Yeah. Can't wait to be able to share more. A lot of cryptic smiles from the product leaders.
Excellent. We only have a couple of minutes left. I want to just go, let's go way under the hood here.
Richard, one of the things that got a lot of attention that had nothing to do with the customer facing was the infrastructure that your team did and leveraging, like, just like every other software company, we've got to build, you've got to, you know, something has to turn code into ones and zeros.
And, and so what was it that we've spent a few minutes, but spent some few cycles on this last quarter and with a sort of a dramatic effect came out of it.
Like tell that story for me as we close.
So, so I've always talked about how it's really important.
We can develop our development velocity is kind of key to, to being able to, to do the things we do.
We have a system called a continuous integration system.
This is essentially every time we make a change, we run a whole battery of tests.
We compile the code. We we then build packages and we push them to, to the environments, first of all, to the staging environment to test it.
And then to a production environment, once we're happy with it.
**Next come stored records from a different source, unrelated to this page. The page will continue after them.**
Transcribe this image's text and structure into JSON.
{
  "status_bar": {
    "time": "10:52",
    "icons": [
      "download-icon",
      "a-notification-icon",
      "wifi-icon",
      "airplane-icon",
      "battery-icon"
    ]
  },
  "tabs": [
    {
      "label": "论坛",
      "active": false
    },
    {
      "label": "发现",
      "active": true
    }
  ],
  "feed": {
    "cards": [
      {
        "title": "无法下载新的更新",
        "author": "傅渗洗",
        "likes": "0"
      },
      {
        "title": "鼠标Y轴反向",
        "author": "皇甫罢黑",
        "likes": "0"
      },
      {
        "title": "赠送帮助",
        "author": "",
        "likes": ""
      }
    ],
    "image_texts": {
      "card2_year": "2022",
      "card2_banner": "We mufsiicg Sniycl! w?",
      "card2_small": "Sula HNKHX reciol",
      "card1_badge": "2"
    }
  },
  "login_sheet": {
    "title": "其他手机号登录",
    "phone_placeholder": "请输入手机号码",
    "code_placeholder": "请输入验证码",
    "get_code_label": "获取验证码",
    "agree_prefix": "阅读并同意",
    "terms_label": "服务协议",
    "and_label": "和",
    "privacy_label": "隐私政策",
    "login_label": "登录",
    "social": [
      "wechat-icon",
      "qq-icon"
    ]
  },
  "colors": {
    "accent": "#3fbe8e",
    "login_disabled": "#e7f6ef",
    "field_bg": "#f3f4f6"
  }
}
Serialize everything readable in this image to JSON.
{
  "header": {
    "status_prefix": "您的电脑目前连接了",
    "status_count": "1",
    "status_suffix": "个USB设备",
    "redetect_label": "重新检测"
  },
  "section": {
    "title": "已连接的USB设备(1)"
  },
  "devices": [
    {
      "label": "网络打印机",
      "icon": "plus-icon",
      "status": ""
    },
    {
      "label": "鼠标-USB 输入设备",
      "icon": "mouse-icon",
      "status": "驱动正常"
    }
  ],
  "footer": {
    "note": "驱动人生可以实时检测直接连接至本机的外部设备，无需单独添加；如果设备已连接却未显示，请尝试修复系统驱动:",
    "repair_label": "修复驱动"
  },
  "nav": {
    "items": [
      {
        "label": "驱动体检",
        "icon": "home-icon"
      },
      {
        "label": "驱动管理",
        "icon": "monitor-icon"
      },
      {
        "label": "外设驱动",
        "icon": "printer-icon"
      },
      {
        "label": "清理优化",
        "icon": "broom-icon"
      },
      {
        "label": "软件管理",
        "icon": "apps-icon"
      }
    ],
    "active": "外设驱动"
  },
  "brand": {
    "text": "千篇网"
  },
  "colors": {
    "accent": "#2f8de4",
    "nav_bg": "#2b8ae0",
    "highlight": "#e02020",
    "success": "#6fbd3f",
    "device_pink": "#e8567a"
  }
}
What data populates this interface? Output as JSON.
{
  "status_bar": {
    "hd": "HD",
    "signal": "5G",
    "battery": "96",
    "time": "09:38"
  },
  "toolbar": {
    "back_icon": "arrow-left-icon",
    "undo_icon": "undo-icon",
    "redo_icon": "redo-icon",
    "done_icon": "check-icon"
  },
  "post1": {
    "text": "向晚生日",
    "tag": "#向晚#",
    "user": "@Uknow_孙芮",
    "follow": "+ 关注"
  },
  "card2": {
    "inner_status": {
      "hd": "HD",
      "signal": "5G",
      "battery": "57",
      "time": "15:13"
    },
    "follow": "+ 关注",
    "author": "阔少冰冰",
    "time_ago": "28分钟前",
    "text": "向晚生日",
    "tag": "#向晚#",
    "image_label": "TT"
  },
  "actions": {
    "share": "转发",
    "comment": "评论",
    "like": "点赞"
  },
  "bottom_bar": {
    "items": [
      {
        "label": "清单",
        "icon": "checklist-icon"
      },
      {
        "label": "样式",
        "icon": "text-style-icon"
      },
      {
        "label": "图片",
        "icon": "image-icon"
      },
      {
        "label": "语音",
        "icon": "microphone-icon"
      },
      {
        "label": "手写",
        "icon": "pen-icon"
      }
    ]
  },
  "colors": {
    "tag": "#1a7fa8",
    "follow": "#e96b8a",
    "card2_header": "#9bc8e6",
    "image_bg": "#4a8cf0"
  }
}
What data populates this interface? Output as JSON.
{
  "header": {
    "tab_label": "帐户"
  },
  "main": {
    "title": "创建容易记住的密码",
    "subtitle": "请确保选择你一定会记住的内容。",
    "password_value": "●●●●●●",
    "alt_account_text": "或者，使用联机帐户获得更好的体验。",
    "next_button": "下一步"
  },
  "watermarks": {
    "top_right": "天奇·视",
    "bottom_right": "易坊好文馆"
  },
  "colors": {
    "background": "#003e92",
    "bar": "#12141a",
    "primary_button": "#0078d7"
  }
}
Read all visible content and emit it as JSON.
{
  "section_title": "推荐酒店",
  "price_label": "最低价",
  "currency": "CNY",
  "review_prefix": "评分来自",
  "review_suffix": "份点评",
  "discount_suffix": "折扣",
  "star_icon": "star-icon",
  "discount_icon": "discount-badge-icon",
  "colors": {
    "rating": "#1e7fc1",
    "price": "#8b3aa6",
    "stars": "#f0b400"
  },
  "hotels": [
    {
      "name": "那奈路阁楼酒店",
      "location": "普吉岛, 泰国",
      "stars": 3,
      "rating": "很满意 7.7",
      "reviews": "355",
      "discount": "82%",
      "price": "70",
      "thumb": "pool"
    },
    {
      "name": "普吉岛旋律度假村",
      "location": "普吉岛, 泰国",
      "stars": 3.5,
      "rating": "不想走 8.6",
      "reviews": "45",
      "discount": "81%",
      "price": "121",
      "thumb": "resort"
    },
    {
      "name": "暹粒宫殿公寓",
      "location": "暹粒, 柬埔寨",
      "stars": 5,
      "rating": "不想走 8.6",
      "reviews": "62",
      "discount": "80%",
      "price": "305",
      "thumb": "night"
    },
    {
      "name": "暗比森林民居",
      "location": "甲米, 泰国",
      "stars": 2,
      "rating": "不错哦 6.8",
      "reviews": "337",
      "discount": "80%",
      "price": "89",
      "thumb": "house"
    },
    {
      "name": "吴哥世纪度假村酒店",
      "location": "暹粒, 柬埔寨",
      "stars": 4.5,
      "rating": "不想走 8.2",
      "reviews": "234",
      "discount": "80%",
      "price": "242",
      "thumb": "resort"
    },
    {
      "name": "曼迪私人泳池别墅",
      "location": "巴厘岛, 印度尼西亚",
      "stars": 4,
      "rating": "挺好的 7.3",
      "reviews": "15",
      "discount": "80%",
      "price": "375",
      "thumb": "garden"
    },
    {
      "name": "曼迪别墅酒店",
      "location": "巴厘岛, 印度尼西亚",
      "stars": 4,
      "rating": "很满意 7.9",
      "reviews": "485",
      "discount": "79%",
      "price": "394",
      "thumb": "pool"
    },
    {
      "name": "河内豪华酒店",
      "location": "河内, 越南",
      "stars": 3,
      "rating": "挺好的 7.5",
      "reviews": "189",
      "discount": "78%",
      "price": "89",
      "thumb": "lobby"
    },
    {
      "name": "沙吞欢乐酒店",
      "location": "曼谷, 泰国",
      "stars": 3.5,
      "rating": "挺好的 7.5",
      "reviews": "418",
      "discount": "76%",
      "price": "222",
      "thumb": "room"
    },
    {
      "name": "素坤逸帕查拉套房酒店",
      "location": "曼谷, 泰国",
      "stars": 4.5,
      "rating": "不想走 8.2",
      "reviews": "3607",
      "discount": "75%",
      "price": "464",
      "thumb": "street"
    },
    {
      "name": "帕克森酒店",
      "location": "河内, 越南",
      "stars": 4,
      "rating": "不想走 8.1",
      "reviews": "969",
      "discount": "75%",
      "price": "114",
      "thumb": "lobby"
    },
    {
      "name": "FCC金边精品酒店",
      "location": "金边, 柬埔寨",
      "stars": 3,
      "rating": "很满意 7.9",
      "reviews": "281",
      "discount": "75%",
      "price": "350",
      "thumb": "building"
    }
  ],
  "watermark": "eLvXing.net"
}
And we noticed that it was taking us half an hour to get to the staging environment and another half an hour to get to production.
And that's not terrible maybe, but it means that you you're limited to making maybe four changes a day.
We want to be far faster than that.
So the goal I set to Usman, which I haven't quite met, but was that we would get there for no more than 10 minutes from merging to production 10 minutes, 10 minutes is the magic number.
Yeah. And we'll get there, but we're not there quite yet.
But what we have done is, is we worked, we introduced a system called Bazel.
So we've been using make, and I certainly won't knock makes not, not in the company where John Graham-Cumming is the, is the CTO, but it's, it's a, it's a very good system, but it's one that's very old and doesn't, doesn't integrate as well with the kind of layout we have in our code.
We have a monorepair. We have lots of, lots of change, lots of different projects in the same repository.
And essentially, whenever you make a change to anything, it had to rebuild everything.
And what Bazel does most better for us, this, this new build system is allow us to cache partly done things.
This is caching old build artifacts. So we can build, or we have to build the whole thing.
We haven't changed this, this code. So we know the tests are going to pass.
So we don't have to spend nearly so much time. So that cut the time down.
Also, we had huge numbers of different builds kicked off to parallelize this.
We've been able to throw them all away. So one of the headline numbers was a build, which took seven minutes.
We got down to taking under five seconds.
There you go. That was, that's, that's a lot of the, a lot of the seven minutes was setting up the environments and then moving them down again.
Yeah. Very good. All right, folks. Thank you so much. We're right, right at the end of time.
I wanted to end with, I wanted Richard to be able to brag about that, that infrastructure optimization, but Daniele and Richard, thank you so much for joining us.
We will definitely have you back soon when you, when those, all those twinkles on those product managers' eyes turn into, into headlines that we can brag more about.
But Jen, always great to see you and we will see you next week.
Latest from Product and Eng. Thanks everybody.